If multiple jobs are defined, only the first will be run on file update.
"retry" : <bool> if true, files with failed jobs will be reprocessed. Default true.
killed jobs will never be retried
"run_all" : <bool> if true, unprocessed jobs from 0 to the file's index will be sequentially submitted.
if false, only the unprocessed job for the file's index will be submitted.
default true
"min_age" : <int> if set, file must be at least <int> seconds old to be considered
"max_age" : <int> if set, file must be newer than <int> seconds to be considered
"max_index": <int> if set, maximum index down the list we will submit jobs for.
"refresh" : <int> interval in seconds running jobs are checked and file status updated, default 10
"rescan" : <int> interval in seconds files in path are rescanned, default 60
"count" : <int> if set, exit after jobs have run count times.
"jobs" : [
{ jobspec } | [ {jobspec}, ... ] ,
jobspec(s) to submit on first (usually newest) file/fileset in the list(s)
,
{} | [{},...]
jobspec(s) to submit on next file/fileset...
, ..... ,
{} | [{},...]
last jobspec(s) will be submitted on all other unprocessed files
]
}
}
}
if file list(s) have been generated, jobs[n] is run on file[n] in each list:
if only one job is defined, this job will be run on all files
if multiple jobs are defined, files will have the jobs run on them in sequence as more files appear
if a jobspec is empty or null, do nothing.
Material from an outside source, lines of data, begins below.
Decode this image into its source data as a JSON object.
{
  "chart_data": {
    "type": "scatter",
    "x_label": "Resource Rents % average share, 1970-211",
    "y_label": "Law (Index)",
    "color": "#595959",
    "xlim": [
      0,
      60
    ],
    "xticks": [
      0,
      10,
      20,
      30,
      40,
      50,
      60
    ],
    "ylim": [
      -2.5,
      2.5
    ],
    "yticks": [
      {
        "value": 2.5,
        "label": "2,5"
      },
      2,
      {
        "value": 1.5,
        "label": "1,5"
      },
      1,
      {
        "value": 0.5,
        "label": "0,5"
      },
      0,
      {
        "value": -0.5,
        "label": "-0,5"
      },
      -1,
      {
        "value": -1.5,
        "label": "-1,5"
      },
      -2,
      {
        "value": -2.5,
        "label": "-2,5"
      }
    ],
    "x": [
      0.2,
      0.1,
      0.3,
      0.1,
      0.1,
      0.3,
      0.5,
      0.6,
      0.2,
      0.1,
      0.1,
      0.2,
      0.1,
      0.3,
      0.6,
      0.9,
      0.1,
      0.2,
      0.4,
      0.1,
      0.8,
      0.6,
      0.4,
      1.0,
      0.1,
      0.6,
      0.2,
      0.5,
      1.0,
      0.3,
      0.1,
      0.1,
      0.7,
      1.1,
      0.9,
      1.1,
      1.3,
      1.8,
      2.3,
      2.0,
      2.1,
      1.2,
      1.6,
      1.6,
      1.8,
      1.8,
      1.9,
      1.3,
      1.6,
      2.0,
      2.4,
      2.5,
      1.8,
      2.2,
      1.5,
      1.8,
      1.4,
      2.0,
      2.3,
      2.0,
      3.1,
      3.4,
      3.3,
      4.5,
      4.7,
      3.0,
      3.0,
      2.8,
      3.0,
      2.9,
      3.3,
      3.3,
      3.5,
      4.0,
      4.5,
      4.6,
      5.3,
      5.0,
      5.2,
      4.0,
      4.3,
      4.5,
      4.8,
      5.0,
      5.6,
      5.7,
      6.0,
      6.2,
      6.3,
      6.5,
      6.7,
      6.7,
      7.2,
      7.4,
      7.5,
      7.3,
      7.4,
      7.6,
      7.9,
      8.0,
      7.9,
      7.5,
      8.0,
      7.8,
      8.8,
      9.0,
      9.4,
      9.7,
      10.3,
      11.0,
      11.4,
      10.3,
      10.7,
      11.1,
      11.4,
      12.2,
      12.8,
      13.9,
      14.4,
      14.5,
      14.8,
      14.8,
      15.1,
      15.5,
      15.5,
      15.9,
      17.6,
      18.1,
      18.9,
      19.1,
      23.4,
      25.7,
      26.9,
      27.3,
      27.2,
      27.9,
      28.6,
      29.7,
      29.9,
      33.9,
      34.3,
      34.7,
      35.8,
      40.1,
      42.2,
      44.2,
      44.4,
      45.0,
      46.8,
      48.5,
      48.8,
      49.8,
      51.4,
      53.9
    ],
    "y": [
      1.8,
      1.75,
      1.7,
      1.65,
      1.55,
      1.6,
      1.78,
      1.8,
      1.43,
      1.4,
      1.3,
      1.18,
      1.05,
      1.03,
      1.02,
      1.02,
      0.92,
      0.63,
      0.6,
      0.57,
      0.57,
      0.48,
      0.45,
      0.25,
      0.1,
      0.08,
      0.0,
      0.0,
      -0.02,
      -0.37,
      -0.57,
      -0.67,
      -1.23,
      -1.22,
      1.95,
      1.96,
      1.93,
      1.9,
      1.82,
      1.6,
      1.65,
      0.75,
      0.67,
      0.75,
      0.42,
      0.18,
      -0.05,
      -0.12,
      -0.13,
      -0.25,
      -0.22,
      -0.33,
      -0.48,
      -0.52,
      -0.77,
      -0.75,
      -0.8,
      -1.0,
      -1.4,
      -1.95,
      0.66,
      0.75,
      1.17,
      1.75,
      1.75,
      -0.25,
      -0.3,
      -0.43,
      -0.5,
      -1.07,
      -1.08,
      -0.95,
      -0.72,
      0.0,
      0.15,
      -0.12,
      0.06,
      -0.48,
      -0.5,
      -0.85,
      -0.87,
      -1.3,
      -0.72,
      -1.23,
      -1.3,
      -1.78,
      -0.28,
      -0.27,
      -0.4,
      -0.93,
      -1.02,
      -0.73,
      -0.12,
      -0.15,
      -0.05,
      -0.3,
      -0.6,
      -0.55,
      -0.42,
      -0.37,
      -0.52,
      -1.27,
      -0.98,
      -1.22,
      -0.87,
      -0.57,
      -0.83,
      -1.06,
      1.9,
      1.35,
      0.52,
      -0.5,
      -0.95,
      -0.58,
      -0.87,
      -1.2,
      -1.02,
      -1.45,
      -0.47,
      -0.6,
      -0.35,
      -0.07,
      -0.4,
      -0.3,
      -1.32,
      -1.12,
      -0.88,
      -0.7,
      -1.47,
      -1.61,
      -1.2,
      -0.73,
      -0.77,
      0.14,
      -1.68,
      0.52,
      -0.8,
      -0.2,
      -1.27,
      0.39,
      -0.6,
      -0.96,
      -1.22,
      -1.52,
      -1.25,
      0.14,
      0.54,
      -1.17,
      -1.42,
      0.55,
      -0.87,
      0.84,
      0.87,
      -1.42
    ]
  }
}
for example, if jobs[0] and jobs[1] are defined, when a new file[0] appears:
jobs[0] will run on new file[0]
previously processed file[0] will now be file[1], so jobs[1] will run on it.
file[1] will now be file[2] but if jobs[2] does not exist nothing happens.
if multiple file lists, each jobs[n] can also be a list of jobspecs:
jobs[n][0] will be submitted for file[n] from list[0],
jobs[n][1] for list[1][n],
jobs[n][-1] will process any remaining lists.
in jobspecs, the following format keys available:
%(name)s name of this watch
%(filename)s filename
%(file)s full path to file including filename
%(fileset)s all filenames in the fileset
%(fileset<n>)s if a fileset, will be glob[n] filename
%(<n>)s part <n> of the filename or fileset match pattern
%(index)s job index
%(<k>)s key <k> in the watch config, such as %(path)s
When a job ends, the job result JSON is written to a hidden file in <path> named:
._<name>_<n>_<filename>.<state>
<name> is the watch name.
<n> is the index of the job in the jobspec list
<filename> is the filename
<state> is the finished job state, typically "done" if successful.
If a .done (or .failed if retry=0) file exists the file is considered processed
If updated=True, last file mtime is tracked in ._<name>_<n>_<filename>.mtime
hidden ._ files will be deleted when associated files are deleted, unless cleanup=0
to generate a config by applying multiple templates to a list of paths, define only the paths in config:
"watch": {
"name1":{ "path":"path1" },
"name2":{ "path":"path2" },
...
}
and apply templates globally with:
meeseeks-watch defaults.template=<template>,<template>,<template> templates.cfg paths.cfg
generated watch names will be <template>-<name>
Meeseeks is not designed to provide any kind of real security.
Job uid/gid of 0 will be ignored (unless the node is effectively running as root, so don't do that! Always set user/group in the config) and meeseeks-client always set sets the job uid to the running user. However, any user can run jobs as any nonzero uid, or kill any job regardless of uid. Enforcing uid checks are pointless when anyone can connect to the listener port.
If you will be running a multi-user cluster, you should place the service, commands, and trusted users in a 'meeseeks' group and restrict access to the port with SSL and certificates that only the meeseeks group can access.